Hannah Parkinson rounds up the backlash around the portrayal of relationships in Netflix's smash hit Bridgerton.

Hannah Parkinson
2nd March 2021
If you aren’t already one of the 82 million people who have streamed Bridgerton you've either: a. completed your assignments on time. Or b. you live in Jesmond and have made the unfortunate decision to sign up with Virgin Media.

In the Netflix drama, produced by the powerhouse Shondaland, Pride and Prejudice meets Gossip Girl. The show was released on the 25th December follows the life of innocent debutante Daphne (Phoebe Dynevor) as she collides, quite literally, with 1813’s ‘rugby boy’ Simon Bassett (Regé-Jean Page). Who unfortunately also happens to be her eldest brother's best friend. The location: the competitive and exclusive 17th century marriage market. 

However, despite the show’s success viewers took to social media to voice their concerns about Bridgerton’s apparent celebration of toxic relationships. The backlash indicates how the balance between a desire for drama contends with traditional romantic conventions. The show follows this time-honoured tradition of two individuals falling in love and their struggle to make it work. The plot neatly ending with an emotionally satisfying and optimistic ending. Olivia Petter writes in The Independent  the ‘portrayal of relationships is concerning’ in reference to the initial faux romance between the couple, specifically, Simon’s false pretence at love. Indeed, in Episode 5 Simon makes a moving declaration to the Queen in order to allow for an early wedding despite having denounced the possibility of  proposing to Daphne in the previous episode. Ellen Nguyen who writes for Cosmo tweeted ‘Bridgerton is pretty but I wish it wasn’t centred around toxic relationships’ reiterated concerns about emotionally manipulative relationships. For viewers the show offers a platform in which to discuss power relations between characters while still offering a stereotypical ‘happy ending’. 
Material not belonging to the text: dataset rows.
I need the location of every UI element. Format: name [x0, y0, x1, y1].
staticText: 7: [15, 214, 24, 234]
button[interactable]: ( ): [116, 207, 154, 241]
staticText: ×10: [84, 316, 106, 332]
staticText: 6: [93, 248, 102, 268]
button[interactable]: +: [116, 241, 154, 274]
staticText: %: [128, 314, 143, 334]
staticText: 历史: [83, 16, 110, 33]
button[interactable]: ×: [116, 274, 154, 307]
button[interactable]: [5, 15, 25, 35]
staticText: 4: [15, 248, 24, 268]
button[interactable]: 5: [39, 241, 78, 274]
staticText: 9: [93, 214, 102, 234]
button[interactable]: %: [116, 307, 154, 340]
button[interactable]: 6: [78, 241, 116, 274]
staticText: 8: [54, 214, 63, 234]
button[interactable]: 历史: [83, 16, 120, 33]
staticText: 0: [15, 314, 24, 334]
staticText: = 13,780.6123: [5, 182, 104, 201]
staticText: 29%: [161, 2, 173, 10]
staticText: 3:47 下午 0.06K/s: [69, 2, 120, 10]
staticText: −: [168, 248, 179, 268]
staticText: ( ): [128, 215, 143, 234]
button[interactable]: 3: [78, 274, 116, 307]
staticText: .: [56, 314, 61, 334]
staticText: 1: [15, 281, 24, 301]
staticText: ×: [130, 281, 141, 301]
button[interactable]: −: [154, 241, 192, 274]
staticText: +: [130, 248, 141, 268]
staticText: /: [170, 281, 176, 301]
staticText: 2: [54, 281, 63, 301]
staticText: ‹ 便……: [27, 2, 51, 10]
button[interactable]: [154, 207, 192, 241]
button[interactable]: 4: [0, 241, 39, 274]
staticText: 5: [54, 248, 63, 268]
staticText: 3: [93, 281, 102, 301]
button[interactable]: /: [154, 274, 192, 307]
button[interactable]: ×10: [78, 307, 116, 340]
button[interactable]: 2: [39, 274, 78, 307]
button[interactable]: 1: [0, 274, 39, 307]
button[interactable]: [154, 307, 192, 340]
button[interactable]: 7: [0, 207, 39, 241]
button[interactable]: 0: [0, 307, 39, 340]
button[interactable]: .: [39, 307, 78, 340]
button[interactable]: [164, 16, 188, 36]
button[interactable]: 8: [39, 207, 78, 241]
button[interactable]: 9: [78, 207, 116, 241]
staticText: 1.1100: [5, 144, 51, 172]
"Whether or not you agree with this statement, the show explores the toxic masculinity of a push-pull relationship that results in havoc between couples."

It’s not a ‘happy ending’ for all the characters in Season 1. A tumultuous on-off relationship between Daphne’s eldest brother Antony Bridgerton (Jonathon Bailey) and Sienna Rosso (Sabrina Bartlett) ends in tears as the show explores the conflicts that emerge when dating across the class divide. In her article for Vogue, Serena Smith argues their ‘transgressive relationship in Regency society.. was always doomed’. Whether or not you agree with this statement, the show explores the toxic masculinity of a push-pull relationship that results in havoc between couples. By the season finale, Sienna ends the affair as Antony continues his string of false promises to elope. A definite 21st century power move. 

Like Grease’s Danny and Sandy or Normal People’s Connell and Marianne viewers are encapsulated by the conflicts that exist in relationships. Whether you like or dislike the relationships within Bridgeton the show's portrayal opens up discourse surrounding historical and present day affairs, exchanges, and marriage. Our obsession with categorising events into a binary of ‘good’ and ‘bad’ ignores the multifaceted nature of love. Rather the relationships in Bridgerton allow for discussion about love, consent, and truth to be brought to the forefront. Their relevance to the modern cannot be ignored. Actions are there to be challenged and as a viewer it allows us the opportunities to decide what we do and do not want in a relationship.